3) Run the credentials script to create the username and password encrypted text files:
#################################################################
$Location = ".\"

$securecred = Get-Credential

$securecred.UserName | ConvertTo-SecureString -AsPlainText -Force | ConvertFrom-SecureString | set-content $Location"Username.txt"

$securecred.Password | ConvertFrom-SecureString | set-content $Location"Password.txt"
#################################################################


4) Run the main script that uses the credentials txt files:
#################################################################
# additional variable and setup code above...

$username = Get-Content $PassLocation"Username.txt" | ConvertTo-SecureString
$BSTRU = [System.Runtime.InteropServices.Marshal]::SecureStringToBSTR($username)
$username = [System.Runtime.InteropServices.Marshal]::PtrToStringAuto($BSTRU)

$AdminUserName = $username
$SecurePassword = Get-Content $PassLocation"Password.txt" | ConvertTo-SecureString

 

$Cred = new-object -typename System.Management.Automation.PSCredential -argumentlist $AdminUserName, $SecurePassword

$AdminSiteURL = "https://mySubscription.sharepoint.com/sites/Demo/"

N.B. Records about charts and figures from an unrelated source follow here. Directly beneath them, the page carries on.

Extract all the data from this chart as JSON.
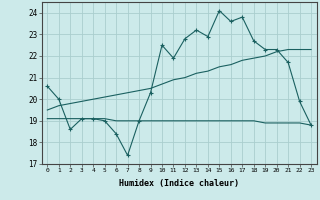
{
  "xlabel": "Humidex (Indice chaleur)",
  "bg_color": "#cceaea",
  "grid_color": "#aacece",
  "line_color": "#1a6060",
  "xlim": [
    -0.5,
    23.5
  ],
  "ylim": [
    17,
    24.5
  ],
  "yticks": [
    17,
    18,
    19,
    20,
    21,
    22,
    23,
    24
  ],
  "xticks": [
    0,
    1,
    2,
    3,
    4,
    5,
    6,
    7,
    8,
    9,
    10,
    11,
    12,
    13,
    14,
    15,
    16,
    17,
    18,
    19,
    20,
    21,
    22,
    23
  ],
  "series1_x": [
    0,
    1,
    2,
    3,
    4,
    5,
    6,
    7,
    8,
    9,
    10,
    11,
    12,
    13,
    14,
    15,
    16,
    17,
    18,
    19,
    20,
    21,
    22,
    23
  ],
  "series1_y": [
    20.6,
    20.0,
    18.6,
    19.1,
    19.1,
    19.0,
    18.4,
    17.4,
    19.0,
    20.3,
    22.5,
    21.9,
    22.8,
    23.2,
    22.9,
    24.1,
    23.6,
    23.8,
    22.7,
    22.3,
    22.3,
    21.7,
    19.9,
    18.8
  ],
  "series2_x": [
    0,
    1,
    2,
    3,
    4,
    5,
    6,
    7,
    8,
    9,
    10,
    11,
    12,
    13,
    14,
    15,
    16,
    17,
    18,
    19,
    20,
    21,
    22,
    23
  ],
  "series2_y": [
    19.1,
    19.1,
    19.1,
    19.1,
    19.1,
    19.1,
    19.0,
    19.0,
    19.0,
    19.0,
    19.0,
    19.0,
    19.0,
    19.0,
    19.0,
    19.0,
    19.0,
    19.0,
    19.0,
    18.9,
    18.9,
    18.9,
    18.9,
    18.8
  ],
  "series3_x": [
    0,
    1,
    2,
    3,
    4,
    5,
    6,
    7,
    8,
    9,
    10,
    11,
    12,
    13,
    14,
    15,
    16,
    17,
    18,
    19,
    20,
    21,
    22,
    23
  ],
  "series3_y": [
    19.5,
    19.7,
    19.8,
    19.9,
    20.0,
    20.1,
    20.2,
    20.3,
    20.4,
    20.5,
    20.7,
    20.9,
    21.0,
    21.2,
    21.3,
    21.5,
    21.6,
    21.8,
    21.9,
    22.0,
    22.2,
    22.3,
    22.3,
    22.3
  ]
}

Connect-PnPOnline -Url $AdminSiteURL -Credentials $Cred

# additional variable and setup code below...
#################################################################

5) Error messages when using username with App password credentials:
---------------------------------
50126: Error validating credentials due to invalid username or password.
Trace ID: 94e...248618f34a00
Correlation ID: 7c7df2...80dcac538d78
Timestamp: 2021-03-21 14:09:59Z
Error Connecting: AADSTS50126: Error validating credentials due to invalid username or password.
Trace ID: 40337fb4...513e9474900
Correlation ID: 04bb5...cb733d5110f6
Timestamp: 2021-03-21 14:10:00Z
Error Connecting: AADSTS50126: Error validating credentials due to invalid username or password.
Trace ID: 589e2968cc3c...f5d1c4700
---------------------------------

 

I know the main script is OK because it works perfectly when I disable MFA and create the credential text files using the user account username and password.

Is using a username and App Password the best and secure way to run a PowerShell script that needs to run constantly?

 

I hope you can help

Colin

2 Replies
App passwords are not really considered secure, and are thus not available for use with PowerShell.
Well, at lest for most O365 related PowerShell modules, I havent tried PnP.